The same dissimulation can be found in Mr Khan’s analysis of the term “bid’a.” Note first that there is no denial by Mr Khan that Sheikh Nuh referred to Shiaism not as “innovation,” but as “bid’a.” However, Mr Khan states repeatedly that “bid’a” does not mean “heresy” but instead only means “innovation.” This shows up Mr Khan as a bad student of his own teacher’s writings.

More specifically, Sheikh Nuh has written two articles that make it entirely clear that he considers the term “bid’a” to mean not just “innovation” but rather “reprehensible innovation.”

In the first article, “How would you respond to the claim that Sufism is bid’a?”, Sheikh Nuh writes that he does not consider Sufism to be “bid’a or reprehensible innovation” because even though elements of Sufism did not exist at the time of the Prophet (pbuh), neither did other Islamic disciplines, “like Qur’anic exegesis (tafsir), hadith, and Qur’an recital (tajwid)”. In this context, Sheikh Nuh goes on to quote Imam Shafi’i as having said that, “Anything which has a support (mustanad) from the shari’a is not bid’a, even if the early Muslims did not do it”.
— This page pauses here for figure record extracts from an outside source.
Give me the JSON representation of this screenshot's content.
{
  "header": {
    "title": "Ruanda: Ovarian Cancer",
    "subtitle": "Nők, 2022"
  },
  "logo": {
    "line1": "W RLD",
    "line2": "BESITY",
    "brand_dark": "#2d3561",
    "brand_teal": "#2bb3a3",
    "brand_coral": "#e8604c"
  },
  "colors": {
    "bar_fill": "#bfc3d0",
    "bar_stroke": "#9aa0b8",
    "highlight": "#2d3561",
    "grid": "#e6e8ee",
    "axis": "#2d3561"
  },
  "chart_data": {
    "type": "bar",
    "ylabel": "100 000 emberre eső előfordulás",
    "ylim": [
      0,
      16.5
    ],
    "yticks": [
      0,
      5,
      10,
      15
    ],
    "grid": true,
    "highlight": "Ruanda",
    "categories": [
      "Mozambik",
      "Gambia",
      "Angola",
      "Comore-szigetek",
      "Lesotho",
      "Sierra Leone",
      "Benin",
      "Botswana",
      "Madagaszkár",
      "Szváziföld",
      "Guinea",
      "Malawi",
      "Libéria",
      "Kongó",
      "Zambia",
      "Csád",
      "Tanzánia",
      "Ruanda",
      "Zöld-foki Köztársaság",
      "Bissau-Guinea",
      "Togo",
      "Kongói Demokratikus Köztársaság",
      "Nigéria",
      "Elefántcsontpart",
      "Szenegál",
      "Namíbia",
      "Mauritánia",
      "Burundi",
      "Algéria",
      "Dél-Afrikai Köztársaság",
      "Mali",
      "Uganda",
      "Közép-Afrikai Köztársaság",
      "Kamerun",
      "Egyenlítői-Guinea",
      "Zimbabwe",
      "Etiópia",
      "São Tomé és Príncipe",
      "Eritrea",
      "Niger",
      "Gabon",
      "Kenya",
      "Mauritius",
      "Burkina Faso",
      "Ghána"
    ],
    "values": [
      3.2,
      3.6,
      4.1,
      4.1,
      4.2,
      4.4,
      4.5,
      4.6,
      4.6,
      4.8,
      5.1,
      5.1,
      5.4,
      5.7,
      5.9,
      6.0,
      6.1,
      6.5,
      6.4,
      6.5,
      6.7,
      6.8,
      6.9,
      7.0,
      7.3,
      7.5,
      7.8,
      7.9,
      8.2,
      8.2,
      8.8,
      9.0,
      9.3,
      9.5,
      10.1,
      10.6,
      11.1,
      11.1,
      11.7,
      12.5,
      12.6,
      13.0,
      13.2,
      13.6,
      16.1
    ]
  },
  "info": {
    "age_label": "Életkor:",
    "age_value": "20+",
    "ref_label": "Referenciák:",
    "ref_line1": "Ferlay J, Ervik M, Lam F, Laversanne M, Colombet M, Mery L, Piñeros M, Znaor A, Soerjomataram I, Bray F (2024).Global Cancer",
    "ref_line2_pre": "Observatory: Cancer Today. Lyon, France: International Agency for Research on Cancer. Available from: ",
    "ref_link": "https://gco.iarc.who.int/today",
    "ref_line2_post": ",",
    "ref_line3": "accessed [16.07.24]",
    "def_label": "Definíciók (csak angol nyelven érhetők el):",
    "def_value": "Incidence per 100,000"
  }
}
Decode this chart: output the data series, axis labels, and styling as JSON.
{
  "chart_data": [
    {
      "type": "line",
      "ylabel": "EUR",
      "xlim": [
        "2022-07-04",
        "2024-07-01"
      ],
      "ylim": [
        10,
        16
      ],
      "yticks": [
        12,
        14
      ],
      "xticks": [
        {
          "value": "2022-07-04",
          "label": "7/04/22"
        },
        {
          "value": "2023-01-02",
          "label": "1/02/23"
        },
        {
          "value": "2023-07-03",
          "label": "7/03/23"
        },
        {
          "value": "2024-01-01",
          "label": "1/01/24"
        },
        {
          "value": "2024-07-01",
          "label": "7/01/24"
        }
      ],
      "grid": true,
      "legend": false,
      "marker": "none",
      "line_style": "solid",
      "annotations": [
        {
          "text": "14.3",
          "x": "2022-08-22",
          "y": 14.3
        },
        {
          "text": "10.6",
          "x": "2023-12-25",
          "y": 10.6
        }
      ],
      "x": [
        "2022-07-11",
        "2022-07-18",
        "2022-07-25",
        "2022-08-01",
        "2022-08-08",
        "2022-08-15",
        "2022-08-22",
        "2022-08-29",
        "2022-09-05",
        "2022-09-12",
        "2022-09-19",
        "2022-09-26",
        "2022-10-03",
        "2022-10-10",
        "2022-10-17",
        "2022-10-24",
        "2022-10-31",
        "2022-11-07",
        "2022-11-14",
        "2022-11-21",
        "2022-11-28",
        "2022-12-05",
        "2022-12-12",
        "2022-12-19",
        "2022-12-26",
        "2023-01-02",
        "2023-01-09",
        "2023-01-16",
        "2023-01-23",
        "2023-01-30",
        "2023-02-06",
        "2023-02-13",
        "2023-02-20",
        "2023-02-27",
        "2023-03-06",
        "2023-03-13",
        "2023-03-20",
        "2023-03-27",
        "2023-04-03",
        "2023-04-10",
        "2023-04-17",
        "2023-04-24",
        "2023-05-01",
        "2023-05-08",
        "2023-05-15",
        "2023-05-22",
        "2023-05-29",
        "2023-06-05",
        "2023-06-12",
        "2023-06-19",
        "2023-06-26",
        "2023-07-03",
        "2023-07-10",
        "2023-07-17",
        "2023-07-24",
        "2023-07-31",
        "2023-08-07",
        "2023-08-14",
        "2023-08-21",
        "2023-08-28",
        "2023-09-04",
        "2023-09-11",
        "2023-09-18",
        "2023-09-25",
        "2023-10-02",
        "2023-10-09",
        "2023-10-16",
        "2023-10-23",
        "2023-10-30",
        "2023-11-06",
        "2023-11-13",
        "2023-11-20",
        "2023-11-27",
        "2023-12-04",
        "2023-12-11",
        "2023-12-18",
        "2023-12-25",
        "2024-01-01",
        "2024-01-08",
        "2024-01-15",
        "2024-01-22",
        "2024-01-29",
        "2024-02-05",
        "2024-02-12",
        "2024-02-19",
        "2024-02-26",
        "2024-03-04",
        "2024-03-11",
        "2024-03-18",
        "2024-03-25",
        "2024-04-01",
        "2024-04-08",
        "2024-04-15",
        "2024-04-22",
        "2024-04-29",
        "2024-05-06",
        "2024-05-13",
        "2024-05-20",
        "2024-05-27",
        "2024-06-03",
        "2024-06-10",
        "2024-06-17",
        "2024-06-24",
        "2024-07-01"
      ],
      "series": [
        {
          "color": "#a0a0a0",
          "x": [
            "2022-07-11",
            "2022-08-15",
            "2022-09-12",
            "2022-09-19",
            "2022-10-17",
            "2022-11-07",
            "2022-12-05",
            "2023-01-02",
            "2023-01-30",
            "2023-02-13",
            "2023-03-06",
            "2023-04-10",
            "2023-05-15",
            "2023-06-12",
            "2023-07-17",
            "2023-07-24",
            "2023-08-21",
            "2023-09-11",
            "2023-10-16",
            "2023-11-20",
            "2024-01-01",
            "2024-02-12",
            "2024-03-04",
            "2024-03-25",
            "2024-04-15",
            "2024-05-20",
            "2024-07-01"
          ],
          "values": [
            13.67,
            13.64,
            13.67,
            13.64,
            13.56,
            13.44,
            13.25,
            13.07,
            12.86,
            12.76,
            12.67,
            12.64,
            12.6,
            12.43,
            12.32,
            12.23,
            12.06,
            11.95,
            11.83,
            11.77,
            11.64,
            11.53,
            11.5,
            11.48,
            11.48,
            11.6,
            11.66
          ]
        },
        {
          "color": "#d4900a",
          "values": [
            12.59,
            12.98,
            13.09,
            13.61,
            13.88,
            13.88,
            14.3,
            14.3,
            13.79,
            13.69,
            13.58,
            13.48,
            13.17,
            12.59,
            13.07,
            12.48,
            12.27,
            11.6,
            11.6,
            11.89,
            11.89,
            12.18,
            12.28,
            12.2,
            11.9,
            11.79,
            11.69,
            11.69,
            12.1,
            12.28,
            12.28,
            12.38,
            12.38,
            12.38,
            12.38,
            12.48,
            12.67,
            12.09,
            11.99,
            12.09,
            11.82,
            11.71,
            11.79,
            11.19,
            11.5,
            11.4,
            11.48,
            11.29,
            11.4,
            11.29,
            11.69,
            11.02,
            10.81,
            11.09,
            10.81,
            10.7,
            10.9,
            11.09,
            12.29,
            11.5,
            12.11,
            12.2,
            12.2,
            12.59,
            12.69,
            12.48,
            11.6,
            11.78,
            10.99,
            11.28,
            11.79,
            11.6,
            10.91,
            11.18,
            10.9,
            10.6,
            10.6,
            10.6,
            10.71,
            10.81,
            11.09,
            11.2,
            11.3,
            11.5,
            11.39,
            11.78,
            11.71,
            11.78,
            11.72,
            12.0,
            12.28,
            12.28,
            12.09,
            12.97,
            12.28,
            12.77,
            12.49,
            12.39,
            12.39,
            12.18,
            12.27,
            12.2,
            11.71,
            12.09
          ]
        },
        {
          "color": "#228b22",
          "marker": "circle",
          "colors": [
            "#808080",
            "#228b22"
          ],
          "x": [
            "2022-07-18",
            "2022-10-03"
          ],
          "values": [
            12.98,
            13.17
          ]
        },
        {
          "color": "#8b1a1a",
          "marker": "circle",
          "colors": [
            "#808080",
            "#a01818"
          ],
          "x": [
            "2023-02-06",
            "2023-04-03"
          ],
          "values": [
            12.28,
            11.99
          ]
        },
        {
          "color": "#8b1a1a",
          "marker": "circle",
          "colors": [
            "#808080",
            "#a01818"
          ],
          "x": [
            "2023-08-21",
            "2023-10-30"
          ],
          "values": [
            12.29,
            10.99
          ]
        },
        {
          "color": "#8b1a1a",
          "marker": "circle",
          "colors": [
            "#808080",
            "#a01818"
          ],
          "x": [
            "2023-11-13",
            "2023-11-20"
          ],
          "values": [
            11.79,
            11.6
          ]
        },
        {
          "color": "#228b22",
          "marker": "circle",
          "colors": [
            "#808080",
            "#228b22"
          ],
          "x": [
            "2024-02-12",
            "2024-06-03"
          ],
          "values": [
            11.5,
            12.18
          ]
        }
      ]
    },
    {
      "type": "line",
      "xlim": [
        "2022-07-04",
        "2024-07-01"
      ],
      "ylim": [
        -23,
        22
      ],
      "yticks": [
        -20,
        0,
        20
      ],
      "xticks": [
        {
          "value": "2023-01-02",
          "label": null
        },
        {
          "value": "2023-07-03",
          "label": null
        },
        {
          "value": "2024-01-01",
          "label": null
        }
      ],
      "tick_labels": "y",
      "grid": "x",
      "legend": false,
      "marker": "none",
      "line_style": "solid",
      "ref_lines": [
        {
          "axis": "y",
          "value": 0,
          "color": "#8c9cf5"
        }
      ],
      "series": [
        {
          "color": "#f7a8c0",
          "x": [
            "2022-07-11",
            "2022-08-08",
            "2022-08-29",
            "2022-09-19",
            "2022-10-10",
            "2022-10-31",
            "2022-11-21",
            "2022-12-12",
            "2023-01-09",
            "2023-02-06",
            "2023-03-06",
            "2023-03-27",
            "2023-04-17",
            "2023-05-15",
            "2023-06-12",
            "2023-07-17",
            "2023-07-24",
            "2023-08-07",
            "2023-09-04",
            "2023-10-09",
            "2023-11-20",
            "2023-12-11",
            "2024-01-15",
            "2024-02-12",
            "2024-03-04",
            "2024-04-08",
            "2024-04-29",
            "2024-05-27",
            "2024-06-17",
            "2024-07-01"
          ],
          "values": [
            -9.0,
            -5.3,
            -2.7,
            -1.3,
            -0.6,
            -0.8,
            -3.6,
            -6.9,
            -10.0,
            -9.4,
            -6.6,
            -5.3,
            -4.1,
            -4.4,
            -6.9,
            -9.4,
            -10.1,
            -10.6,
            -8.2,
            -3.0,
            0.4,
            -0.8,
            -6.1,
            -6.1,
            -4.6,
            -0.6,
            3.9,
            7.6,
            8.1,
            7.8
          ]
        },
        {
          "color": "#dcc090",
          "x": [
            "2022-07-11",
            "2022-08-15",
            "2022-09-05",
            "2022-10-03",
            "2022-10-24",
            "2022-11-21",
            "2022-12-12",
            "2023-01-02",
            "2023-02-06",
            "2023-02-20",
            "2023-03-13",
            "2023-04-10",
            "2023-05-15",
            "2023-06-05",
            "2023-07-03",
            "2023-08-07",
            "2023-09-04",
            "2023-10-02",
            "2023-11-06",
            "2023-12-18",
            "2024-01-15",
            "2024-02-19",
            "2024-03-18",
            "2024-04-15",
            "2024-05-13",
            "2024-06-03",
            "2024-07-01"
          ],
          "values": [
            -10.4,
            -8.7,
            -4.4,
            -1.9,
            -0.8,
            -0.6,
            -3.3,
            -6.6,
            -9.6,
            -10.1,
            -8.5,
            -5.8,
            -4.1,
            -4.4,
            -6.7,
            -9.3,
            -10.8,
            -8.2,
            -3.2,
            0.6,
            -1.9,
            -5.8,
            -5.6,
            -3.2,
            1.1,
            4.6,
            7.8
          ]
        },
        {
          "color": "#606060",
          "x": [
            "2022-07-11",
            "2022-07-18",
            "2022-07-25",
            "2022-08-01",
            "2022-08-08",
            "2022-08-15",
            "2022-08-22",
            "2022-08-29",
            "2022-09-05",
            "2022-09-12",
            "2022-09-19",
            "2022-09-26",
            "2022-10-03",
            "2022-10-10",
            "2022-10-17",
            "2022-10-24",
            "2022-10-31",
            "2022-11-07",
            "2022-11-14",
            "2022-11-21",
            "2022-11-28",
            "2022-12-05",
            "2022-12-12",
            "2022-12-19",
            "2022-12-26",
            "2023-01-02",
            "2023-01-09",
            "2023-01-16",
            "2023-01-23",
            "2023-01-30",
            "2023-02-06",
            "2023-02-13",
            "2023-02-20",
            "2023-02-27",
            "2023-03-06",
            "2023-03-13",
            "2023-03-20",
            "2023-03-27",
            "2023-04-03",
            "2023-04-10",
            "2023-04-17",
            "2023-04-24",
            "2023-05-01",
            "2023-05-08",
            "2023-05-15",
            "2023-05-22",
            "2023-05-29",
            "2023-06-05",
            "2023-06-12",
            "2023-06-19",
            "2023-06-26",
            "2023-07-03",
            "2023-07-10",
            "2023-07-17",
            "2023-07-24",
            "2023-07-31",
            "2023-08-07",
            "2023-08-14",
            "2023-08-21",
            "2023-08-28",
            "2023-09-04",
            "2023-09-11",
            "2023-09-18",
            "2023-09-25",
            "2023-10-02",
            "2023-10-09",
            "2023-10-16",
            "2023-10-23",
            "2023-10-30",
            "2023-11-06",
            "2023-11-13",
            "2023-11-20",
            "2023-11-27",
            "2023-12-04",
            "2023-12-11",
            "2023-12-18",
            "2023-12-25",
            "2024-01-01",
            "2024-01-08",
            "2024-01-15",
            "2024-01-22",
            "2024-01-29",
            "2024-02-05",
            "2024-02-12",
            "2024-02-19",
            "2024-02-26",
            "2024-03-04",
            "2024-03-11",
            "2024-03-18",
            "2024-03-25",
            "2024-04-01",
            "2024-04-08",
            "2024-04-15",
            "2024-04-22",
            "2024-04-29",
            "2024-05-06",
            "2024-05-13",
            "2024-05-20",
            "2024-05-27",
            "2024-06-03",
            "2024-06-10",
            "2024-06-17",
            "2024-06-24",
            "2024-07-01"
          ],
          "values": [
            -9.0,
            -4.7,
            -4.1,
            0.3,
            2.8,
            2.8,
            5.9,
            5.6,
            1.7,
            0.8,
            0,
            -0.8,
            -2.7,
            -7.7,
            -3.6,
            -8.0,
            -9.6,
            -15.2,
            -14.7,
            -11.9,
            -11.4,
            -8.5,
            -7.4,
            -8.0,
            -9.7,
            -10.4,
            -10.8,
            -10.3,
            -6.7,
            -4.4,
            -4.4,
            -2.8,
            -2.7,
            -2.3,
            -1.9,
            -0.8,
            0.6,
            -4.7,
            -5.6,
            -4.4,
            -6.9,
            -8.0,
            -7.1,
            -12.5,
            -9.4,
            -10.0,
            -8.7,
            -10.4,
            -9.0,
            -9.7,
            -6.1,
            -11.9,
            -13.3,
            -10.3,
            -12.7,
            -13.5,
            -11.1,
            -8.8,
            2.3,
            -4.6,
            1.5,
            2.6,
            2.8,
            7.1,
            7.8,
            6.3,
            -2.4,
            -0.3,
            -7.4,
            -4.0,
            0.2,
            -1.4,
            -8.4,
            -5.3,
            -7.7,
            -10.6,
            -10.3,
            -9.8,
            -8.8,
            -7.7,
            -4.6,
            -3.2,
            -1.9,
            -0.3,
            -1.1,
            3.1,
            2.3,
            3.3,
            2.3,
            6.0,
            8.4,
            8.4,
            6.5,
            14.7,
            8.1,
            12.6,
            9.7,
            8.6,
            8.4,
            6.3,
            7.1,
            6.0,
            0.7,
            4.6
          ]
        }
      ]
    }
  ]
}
In his second article, “The Concept of Bid’a in the Islamic Shari’a” the Sheikh writes that “There are few topics that generate as much controversy today in Islam as what is sunna and what is bid’a or reprehensible innovation.” The same article goes on to make the following point:

“Islamic scholars have established the rule that any new matter must be judged according to the principles and primary texts of Sacred Law: whatever is attested to by the law as being good is acknowledged as good, and whatever is attested to by the law as being a contravention and bad is rejected as a blameworthy innovation (bid’a).”

Mr Khan could presumably defend his position with the argument that there is a distinction between even “reprehensible innovation” and “heresy.” However, he would again be mistaken because “bid’a” has always been considered to be a very dangerous term in Islamic history.

To quote Sheikh Nuh again, “Sunna and innovation (bid’a) are two opposed terms in the language of the Lawgiver.” As a consequence, the term “bid’a” has consistently been used throughout Islamic history to attack those accused of not following the sunna of the Prophet (pbuh). Indeed, Mr Khan concedes as much when he alleges that a renowned Sufi saint once referred to Shias as “ahl al bid’a”. As every scholar of Arabic knows, the term “ahl al bid’a” is universally translated as “heretics,” not as “innovators.”

In light of the above, Mr Khan’s pious homilies about how the misinterpretation of bid’a “feed into the sectarian divisiveness that costs lives” are irritatingly unctuous. Have no fear, Mr Khan. If anybody loses his life, it will only be another Shia: nothing for you to worry about.